Панас познакомился, пожал руку, как взрослым.

– Ты бы, Егор, в деревушку Тукая пока не ездил.

Я всегда поражался его способности узнавать обо всех новостях не только в округе, но и в городе.

– Не поеду, если колодец не обмелеет снова.

– Больным скажись, коли приедут за тобой. У Тукая душонка гнилая, не стоит лишний раз ему глаза мозолить. Это ж как гадюка, укроется в теньке и вроде нет её, а как бдительность потеряешь, она и цапнет.

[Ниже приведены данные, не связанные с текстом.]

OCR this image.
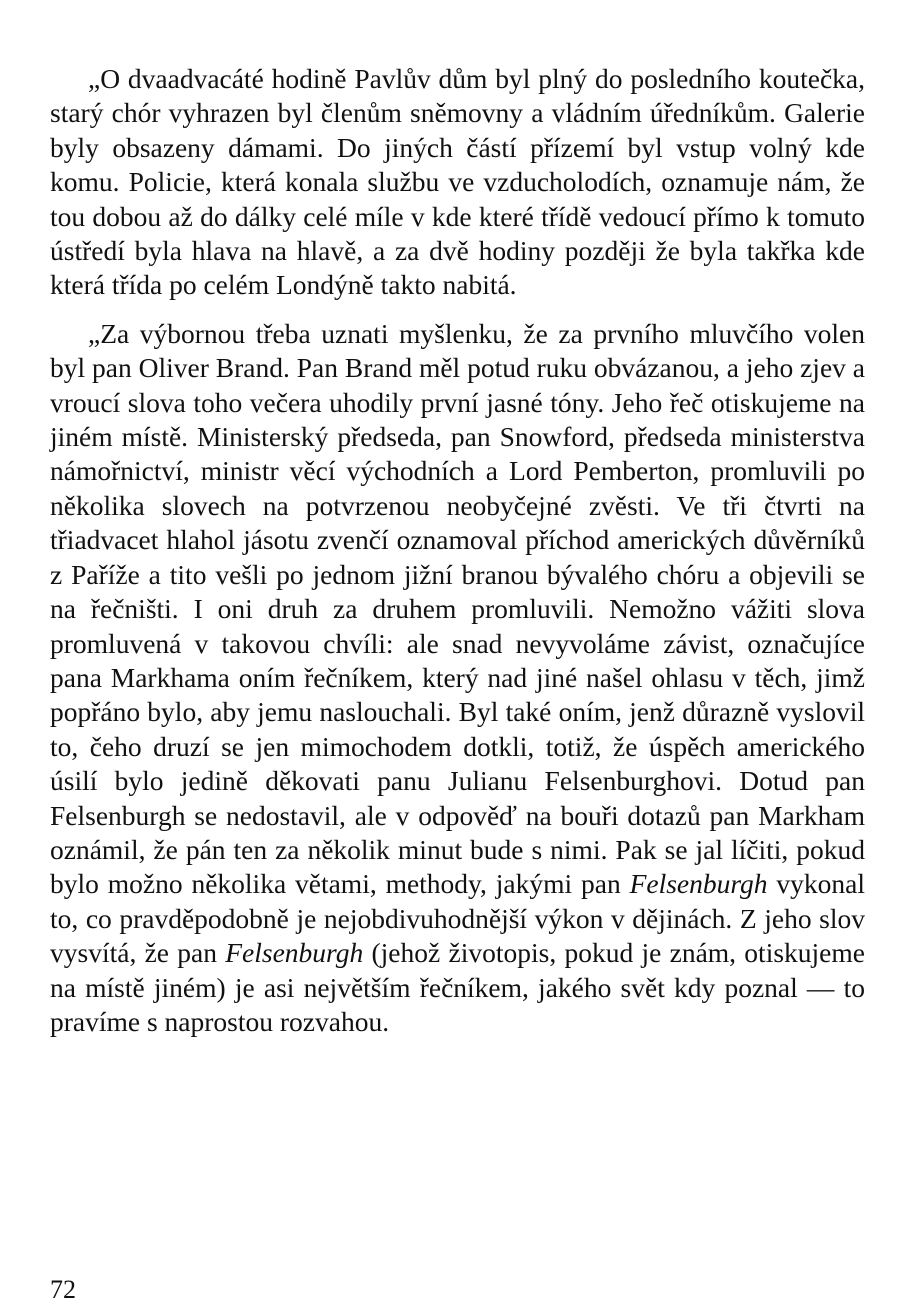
„O dvaadvacáté hodině Pavlův dům byl plný do posledního koutečka, starý chór vyhrazen byl členům sněmovny a vládním úředníkům. Galerie byly obsazeny dámami. Do jiných částí přízemí byl vstup volný kde komu. Policie, která konala službu ve vzducholodích, oznamuje nám, že tou dobou až do dálky celé míle v kde které třídě vedoucí přímo k tomuto ústředí byla hlava na hlavě, a za dvě hodiny později že byla takřka kde která třída po celém Londýně takto nabitá.

„Za výbornou třeba uznati myšlenku, že za prvního mluvčího volen byl pan Oliver Brand. Pan Brand měl potud ruku obvázanou, a jeho zjev a vroucí slova toho večera uhodily první jasné tóny. Jeho řeč otiskujeme na jiném místě. Ministerský předseda, pan Snowford, předseda ministerstva námořnictví, ministr věcí východních a Lord Pemberton, promluvili po několika slovech na potvrzenou neobyčejné zvěsti. Ve tři čtvrti na třiadvacet hlahol jásotu zvenčí oznamoval příchod amerických důvěrníků z Paříže a tito vešli po jednom jižní branou bývalého chóru a objevili se na řečništi. I oni druh za druhem promluvili. Nemožno vážiti slova promluvená v takovou chvíli: ale snad nevyvoláme závist, označujíce pana Markhama oním řečníkem, který nad jiné našel ohlasu v těch, jimž popřáno bylo, aby jemu naslouchali. Byl také oním, jenž důrazně vyslovil to, čeho druzí se jen mimochodem dotkli, totiž, že úspěch amerického úsilí bylo jedině děkovati panu Julianu Felsenburghovi. Dotud pan Felsenburgh se nedostavil, ale v odpověď na bouři dotazů pan Markham oznámil, že pán ten za několik minut bude s nimi. Pak se jal líčiti, pokud bylo možno několika větami, methody, jakými pan Felsenburgh vykonal to, co pravděpodobně je nejobdivuhodnější výkon v dějinách. Z jeho slov vysvítá, že pan Felsenburgh (jehož životopis, pokud je znám, otiskujeme na místě jiném) je asi největším řečníkem, jakého svět kdy poznal — to pravíme s naprostou rozvahou.

72
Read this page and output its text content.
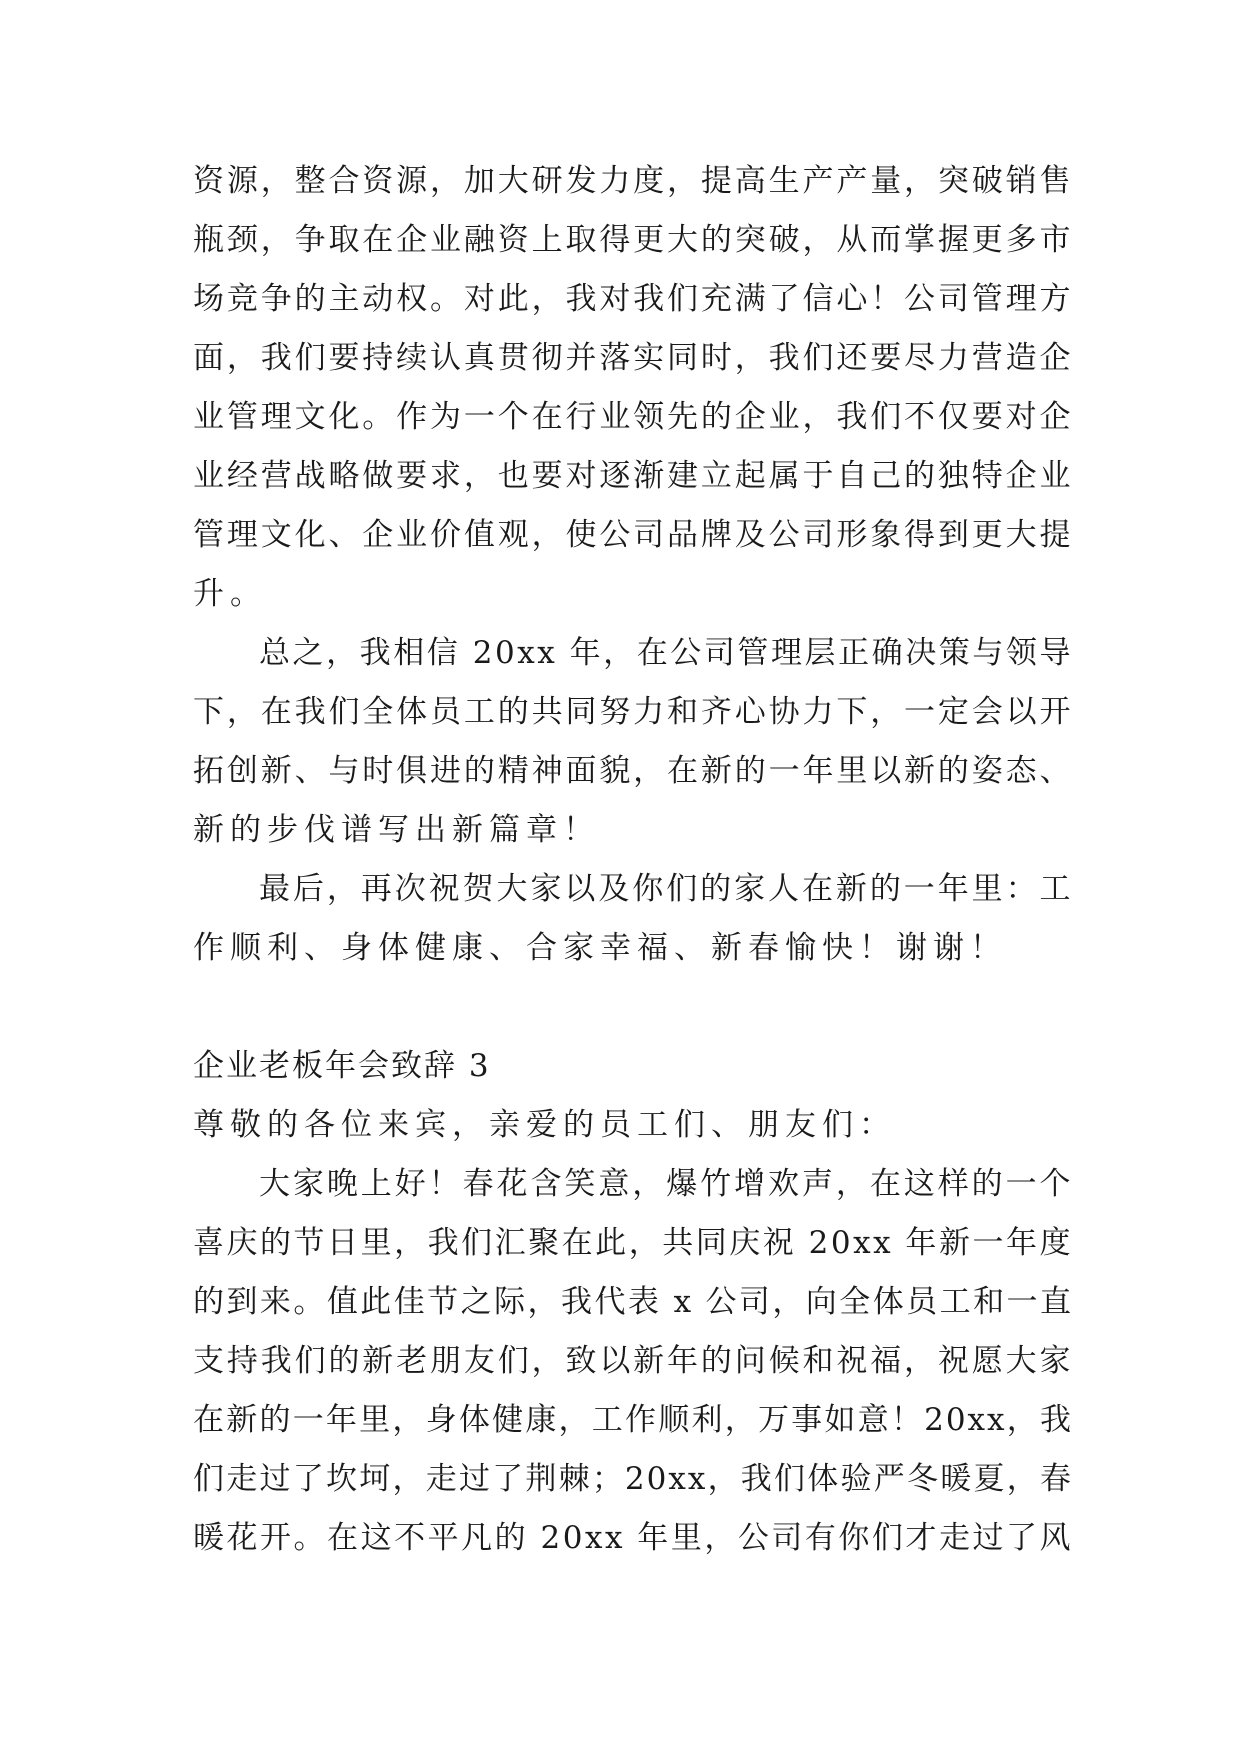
资源，整合资源，加大研发力度，提高生产产量，突破销售
瓶颈，争取在企业融资上取得更大的突破，从而掌握更多市
场竞争的主动权。对此，我对我们充满了信心！公司管理方
面，我们要持续认真贯彻并落实同时，我们还要尽力营造企
业管理文化。作为一个在行业领先的企业，我们不仅要对企
业经营战略做要求，也要对逐渐建立起属于自己的独特企业
管理文化、企业价值观，使公司品牌及公司形象得到更大提
升。
总之，我相信 20xx 年，在公司管理层正确决策与领导
下，在我们全体员工的共同努力和齐心协力下，一定会以开
拓创新、与时俱进的精神面貌，在新的一年里以新的姿态、
新的步伐谱写出新篇章！
最后，再次祝贺大家以及你们的家人在新的一年里：工
作顺利、身体健康、合家幸福、新春愉快！谢谢！
企业老板年会致辞 3
尊敬的各位来宾，亲爱的员工们、朋友们：
大家晚上好！春花含笑意，爆竹增欢声，在这样的一个
喜庆的节日里，我们汇聚在此，共同庆祝 20xx 年新一年度
的到来。值此佳节之际，我代表 x 公司，向全体员工和一直
支持我们的新老朋友们，致以新年的问候和祝福，祝愿大家
在新的一年里，身体健康，工作顺利，万事如意！20xx，我
们走过了坎坷，走过了荆棘；20xx，我们体验严冬暖夏，春
暖花开。在这不平凡的 20xx 年里，公司有你们才走过了风
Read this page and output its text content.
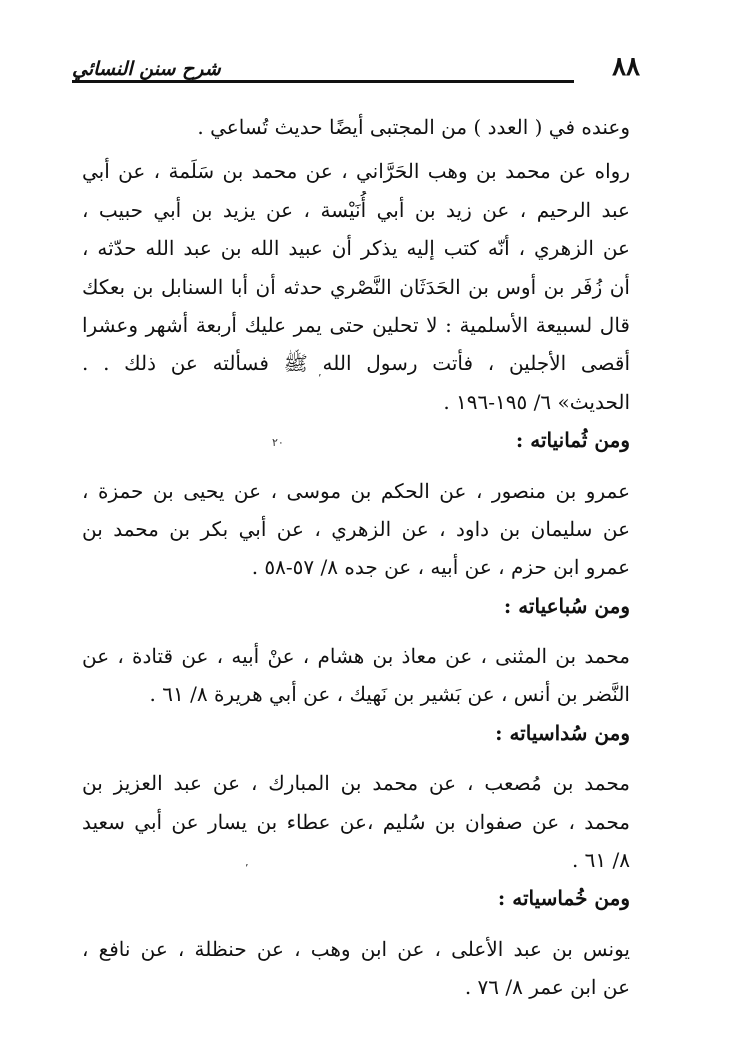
٨٨
شرح سنن النسائي
وعنده في ( العدد ) من المجتبى أيضًا حديث تُساعي .
رواه عن محمد بن وهب الحَرَّاني ، عن محمد بن سَلَمة ، عن أبي
عبد الرحيم ، عن زيد بن أبي أُنَيْسة ، عن يزيد بن أبي حبيب ،
عن الزهري ، أنّه كتب إليه يذكر أن عبيد الله بن عبد الله حدّثه ،
أن زُفَر بن أوس بن الحَدَثَان النَّصْري حدثه أن أبا السنابل بن بعكك
قال لسبيعة الأسلمية : لا تحلين حتى يمر عليك أربعة أشهر وعشرا
أقصى الأجلين ، فأتت رسول الله ﷺ فسألته عن ذلك . .
الحديث» ٦/ ١٩٥-١٩٦ .
ومن ثُمانياته :
عمرو بن منصور ، عن الحكم بن موسى ، عن يحيى بن حمزة ،
عن سليمان بن داود ، عن الزهري ، عن أبي بكر بن محمد بن
عمرو ابن حزم ، عن أبيه ، عن جده ٨/ ٥٧-٥٨ .
ومن سُباعياته :
محمد بن المثنى ، عن معاذ بن هشام ، عنْ أبيه ، عن قتادة ، عن
النَّضر بن أنس ، عن بَشير بن نَهيك ، عن أبي هريرة ٨/ ٦١ .
ومن سُداسياته :
محمد بن مُصعب ، عن محمد بن المبارك ، عن عبد العزيز بن
محمد ، عن صفوان بن سُليم ،عن عطاء بن يسار عن أبي سعيد
٨/ ٦١ .
ومن خُماسياته :
يونس بن عبد الأعلى ، عن ابن وهب ، عن حنظلة ، عن نافع ،
عن ابن عمر ٨/ ٧٦ .
٬
٢٠
٬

Следом за Панасом пожаловал Фёдор, пряча усмешку в густой бороде.

– Смотрю, ты тоже сынками обзавёлся?

– Так вышло, – развёл я руками.

– Да, судьба она иногда интересно оборачивается. Я вот тоже думал, буду один век свой коротать, а вон оно как… Егор, ты слыхал, ручей возле моей кузни пробился?

– Слышал, – кивнул ему, – тебе подспорье, не ходить на реку за водой.

– Только думается, помогли ему пробиться, – прищурился лукаво Фёдор.

– Даже не знаю, о чём ты, – отмахнулся я.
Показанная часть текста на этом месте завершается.